Un ancien cadre de BNY lance NUVA et parie que la tokenisation va refaire Wall Street

Derniers développements : NUVA se positionne comme un marché indépendant de la chaîne pour les actifs financiers tokenisés.
NUVA a été lancée avec près de 19 milliards de dollars de lignes de crédit sur valeur domiciliaire tokenisées et de bons du Trésor de Figure Technologies, selon le PDG Anthony Moro.
Moro a rejoint Jennifer Sanasie de CoinDesk sur les clés publiques.
Moro, un ancien cadre de BNY Mellon, a déclaré que la société estime que « chaque actif financier dans le monde entier sera symbolisé au cours de la prochaine décennie ».
La plate-forme basée sur Ethereum est conçue pour connecter les émetteurs et les investisseurs à la recherche d'actifs tokenisés porteurs de rendement.
Les partenaires de NUVA incluent Animoca Brands, qui, selon Moro, aidera à distribuer des produits à l'échelle mondiale via son réseau cryptographique.
Pourquoi c'est important : NUVA parie que les titres tokenisés réglementés peuvent faire le pont entre la finance traditionnelle et la finance décentralisée.
Moro a déclaré que NUVA adoptait la réglementation au lieu d'essayer de « casser les choses d'abord, puis de demander la permission plus tard ».
L'un des produits phares de la plateforme est une structure stablecoin à rendement enregistrée auprès de la SEC en vertu de la loi sur les sociétés d'investissement de 1940.
Moro a déclaré que le produit évite une partie de l'incertitude juridique actuelle entourant les débats sur le rendement des pièces stables au Congrès, car il est structuré comme un titre enregistré.
La plate-forme permet également de regrouper des actifs autorisés du monde réel dans des jetons basés sur la blockchain qui peuvent être échangés plus librement sur Ethereum.
Le contexte : Moro considère ses décennies dans la finance traditionnelle comme un précurseur de la crypto tokenisation.
Moro a passé 22 ans chez BNY Mellon, principalement dans le secteur des American Depositary Receipts, qui permet aux actions étrangères de se négocier sur les marchés américains.
Il a comparé les ADR aux structures de coffre-fort cryptographique, affirmant que les deux transforment un type d'actif financier en un autre format négociable.
Moro a déclaré que l'infrastructure blockchain simplifie des fonctions telles que la garde, la compensation et la négociation qui ont historiquement nécessité plusieurs couches d'intermédiaires financiers.
"Nous en sommes aujourd'hui à ce moment-là avec NUVA", a déclaré Moro, comparant l'étape actuelle de la cryptographie aux débuts de la Bourse de New York.
Vue plus large : NUVA cible la demande mondiale de produits de rendement libellés en dollars américains.
Moro a déclaré que de nombreux investisseurs en dehors des États-Unis n’ont pas accès à des actifs américains générateurs de revenus de haute qualité.

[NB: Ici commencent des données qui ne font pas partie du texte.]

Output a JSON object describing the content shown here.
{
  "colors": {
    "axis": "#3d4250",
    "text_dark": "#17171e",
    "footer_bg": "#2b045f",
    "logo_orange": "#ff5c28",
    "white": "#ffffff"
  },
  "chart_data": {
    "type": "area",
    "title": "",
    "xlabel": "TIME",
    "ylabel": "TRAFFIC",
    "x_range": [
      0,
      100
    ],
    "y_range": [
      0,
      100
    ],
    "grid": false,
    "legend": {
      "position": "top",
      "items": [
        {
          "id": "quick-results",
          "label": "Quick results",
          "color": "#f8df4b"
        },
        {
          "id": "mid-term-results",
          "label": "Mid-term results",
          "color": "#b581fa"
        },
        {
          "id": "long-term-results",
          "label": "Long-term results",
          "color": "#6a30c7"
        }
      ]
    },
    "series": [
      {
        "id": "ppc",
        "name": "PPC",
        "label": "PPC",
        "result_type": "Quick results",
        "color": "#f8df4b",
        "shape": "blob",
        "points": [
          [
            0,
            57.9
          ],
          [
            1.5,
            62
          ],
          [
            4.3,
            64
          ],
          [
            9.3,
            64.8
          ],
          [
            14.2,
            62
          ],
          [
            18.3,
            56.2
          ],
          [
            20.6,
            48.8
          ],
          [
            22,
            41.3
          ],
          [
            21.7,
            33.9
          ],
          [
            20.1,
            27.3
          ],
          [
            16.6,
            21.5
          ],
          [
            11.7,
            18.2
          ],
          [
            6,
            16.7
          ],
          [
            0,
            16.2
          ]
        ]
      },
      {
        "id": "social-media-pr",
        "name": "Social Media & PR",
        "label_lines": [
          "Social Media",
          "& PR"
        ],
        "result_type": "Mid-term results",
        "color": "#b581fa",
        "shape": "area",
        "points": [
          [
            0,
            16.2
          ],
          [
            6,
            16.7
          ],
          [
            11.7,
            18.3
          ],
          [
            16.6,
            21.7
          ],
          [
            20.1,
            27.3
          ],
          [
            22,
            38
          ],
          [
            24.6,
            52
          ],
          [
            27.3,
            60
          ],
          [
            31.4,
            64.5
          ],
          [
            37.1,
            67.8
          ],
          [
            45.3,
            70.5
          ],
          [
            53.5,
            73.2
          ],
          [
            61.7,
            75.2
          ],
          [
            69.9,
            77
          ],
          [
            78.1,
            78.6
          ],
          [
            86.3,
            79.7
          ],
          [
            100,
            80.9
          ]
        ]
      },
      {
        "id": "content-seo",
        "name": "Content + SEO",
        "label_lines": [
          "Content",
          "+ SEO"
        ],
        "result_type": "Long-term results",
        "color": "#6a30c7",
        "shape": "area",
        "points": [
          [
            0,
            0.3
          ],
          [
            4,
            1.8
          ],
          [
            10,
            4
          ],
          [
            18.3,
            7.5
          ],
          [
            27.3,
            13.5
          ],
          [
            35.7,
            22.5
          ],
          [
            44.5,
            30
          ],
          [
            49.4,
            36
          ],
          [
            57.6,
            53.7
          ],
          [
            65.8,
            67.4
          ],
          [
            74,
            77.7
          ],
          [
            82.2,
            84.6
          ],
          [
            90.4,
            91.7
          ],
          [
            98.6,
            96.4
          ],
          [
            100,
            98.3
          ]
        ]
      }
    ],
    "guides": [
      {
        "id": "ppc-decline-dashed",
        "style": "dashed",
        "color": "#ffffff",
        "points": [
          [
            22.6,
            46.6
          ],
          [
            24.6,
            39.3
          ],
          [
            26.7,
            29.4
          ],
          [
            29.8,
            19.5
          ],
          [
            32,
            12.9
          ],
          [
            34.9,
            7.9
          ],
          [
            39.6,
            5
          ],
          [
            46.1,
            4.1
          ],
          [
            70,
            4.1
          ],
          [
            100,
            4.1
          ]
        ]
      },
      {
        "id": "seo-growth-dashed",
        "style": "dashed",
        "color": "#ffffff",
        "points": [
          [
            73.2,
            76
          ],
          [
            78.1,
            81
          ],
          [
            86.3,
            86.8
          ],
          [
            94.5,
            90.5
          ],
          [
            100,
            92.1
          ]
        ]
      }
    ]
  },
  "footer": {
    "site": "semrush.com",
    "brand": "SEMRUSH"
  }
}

Il a fait valoir que les produits tokenisés soutenus par des prêts immobiliers américains pourraient attirer les utilisateurs des régions sous-bancarisées qui n’ont besoin que d’un portefeuille crypto pour y accéder.
NUVA prévoit de fonctionner en continu en chaîne, permettant aux utilisateurs d'accéder aux produits « 24 heures sur 24, 7 jours sur 7, 365 jours par an » plutôt que pendant les heures de marché traditionnelles.
Moro a déclaré que les ambitions mondiales de l'entreprise réduisaient sa dépendance à l'égard des seuls résultats réglementaires américains.
À surveiller : NUVA prévoit d'introduire un jeton lié à la propriété de la plate-forme et à la génération future de frais.
Moro a déclaré que plus de 50 % de la plate-forme appartiendrait finalement aux utilisateurs via un futur jeton.
Les utilisateurs accumulent actuellement des points pour l'utilisation de la plate-forme, qui, selon Moro, seront ensuite convertis en jetons NUVA.
Moro a reconnu son scepticisme concernant le lancement de jetons cryptographiques après de nombreux événements de génération de jetons mal reçus ces dernières années.
Il a fait valoir que le jeton de NUVA serait différent car il est lié à la propriété d'une plate-forme qui génère des frais de transaction à partir de l'activité des actifs du monde réel.